Financial services was the second industry to get its own charter, following the mining industry, in 2003. Unlike mining, it was done voluntarily, and set the industry a range of targets both in its racial make-up and in the type of financing that it does. Financial services will now adjust some of the charter to bring it into line with the codes. But the charter will still provide additional goals, particularly around targeted financing.
A review of the charter is on the cards, says charter council chairman Enoch Godongwana. "The codes allow for industry-specific issues to be given space," he says. "We will have to engage on these issues." The charter, for example, makes no stand-alone provision for enterprise development, which is an important measure in the codes.
The charter has set a range of interim targets for next year, and final targets for 2014. But a review of the sector in 2005, published last year, revealed good performance in a number of areas. According to Godongwana, for example, black directors made up 30% of the industry, while the 2008 target is 33%. The 4% target for black women directors had already been exceeded by a percentage point. That has encouraged a lobby within the charter council to increase the targets during next year's review.
After the extensive negotiations that went into developing the charter, the prospect of moving targets should concern the industry. But, most seem sanguine. "What we are obviously not keen to do is see dramatic rewrites for our charter, because it was written specifically for our industry," says Standard Bank CEO Jacko Maree, who led industry negotiations during the formation of the charter. "We always expected that there would be a revision. I think to have the goal posts move is fine, provided they don't move it to the unattainable."
During the negotiating process, targets for employment equity and empowerment financing were difficult to agree to because neither party had a good sense of how difficult they would be to reach. So, the charter provided for a revision of the targets at the end of 2008.
"Shifting the targets has been a debate from the beginning," says Andrea Brown, a consultant who worked on the drafting of the charter. "The requirement to align to the codes, which generally have higher targets, is an impetus. But change is in the nature of the charter processes. They must evolve as progress is monitored and impact assessed - particularly in a situation such as the financial sector where stakeholders such as the community and labour did not even participate in drafting."
The charter was negotiated by industry and the Association of Black Securities Investment Professionals (Absip), with government involvement. But other stakeholders like labour and community groups joined the effort only when the charter council was formed. The 2008 revision gives the space for them to make their influence felt. But, importantly, only certain targets are up for negotiation. Ownership, for instance, is not - many companies have set up elaborate empowerment schemes, the undoing of which would be disruptive.

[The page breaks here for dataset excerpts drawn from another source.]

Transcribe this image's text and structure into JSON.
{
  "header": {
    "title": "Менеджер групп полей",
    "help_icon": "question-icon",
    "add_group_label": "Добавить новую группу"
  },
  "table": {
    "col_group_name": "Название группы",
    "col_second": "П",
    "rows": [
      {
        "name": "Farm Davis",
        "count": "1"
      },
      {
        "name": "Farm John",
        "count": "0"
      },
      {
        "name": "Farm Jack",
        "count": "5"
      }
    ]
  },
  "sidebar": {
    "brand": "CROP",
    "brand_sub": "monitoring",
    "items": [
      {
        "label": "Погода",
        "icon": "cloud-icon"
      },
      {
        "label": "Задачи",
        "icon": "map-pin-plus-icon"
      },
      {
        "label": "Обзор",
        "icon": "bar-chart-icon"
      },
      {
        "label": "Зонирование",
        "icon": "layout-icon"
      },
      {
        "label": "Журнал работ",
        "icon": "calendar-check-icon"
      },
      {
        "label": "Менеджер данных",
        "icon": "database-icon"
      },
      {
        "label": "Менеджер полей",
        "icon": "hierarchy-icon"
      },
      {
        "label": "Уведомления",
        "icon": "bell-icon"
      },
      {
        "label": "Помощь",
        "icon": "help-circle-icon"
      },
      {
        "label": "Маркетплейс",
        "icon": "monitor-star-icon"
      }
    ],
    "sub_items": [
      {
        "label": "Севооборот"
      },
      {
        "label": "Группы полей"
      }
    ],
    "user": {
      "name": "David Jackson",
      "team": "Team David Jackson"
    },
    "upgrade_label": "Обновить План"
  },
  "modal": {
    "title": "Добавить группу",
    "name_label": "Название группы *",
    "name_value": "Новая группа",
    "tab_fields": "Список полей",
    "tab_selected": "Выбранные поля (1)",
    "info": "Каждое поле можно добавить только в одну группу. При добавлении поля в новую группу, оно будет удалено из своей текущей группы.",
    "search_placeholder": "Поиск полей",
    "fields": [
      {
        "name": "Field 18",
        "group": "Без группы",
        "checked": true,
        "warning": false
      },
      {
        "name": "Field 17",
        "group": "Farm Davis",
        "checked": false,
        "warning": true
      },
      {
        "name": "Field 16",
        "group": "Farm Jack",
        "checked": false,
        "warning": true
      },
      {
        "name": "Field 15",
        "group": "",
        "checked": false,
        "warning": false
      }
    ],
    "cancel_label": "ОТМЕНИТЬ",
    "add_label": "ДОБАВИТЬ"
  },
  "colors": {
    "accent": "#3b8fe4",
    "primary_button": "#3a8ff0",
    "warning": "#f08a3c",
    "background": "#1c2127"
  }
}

To date, only sector-wide figures for transformation at the companies have been published by the charter council. TEC's data, however, shows some companies are performing better than others (see table on previous page). Godongwana says the council has not yet published figures for individual companies because it does not want to "name and shame" while companies are still launching their transformation efforts. But at some point the charter council will release statistics on the performance of individual companies.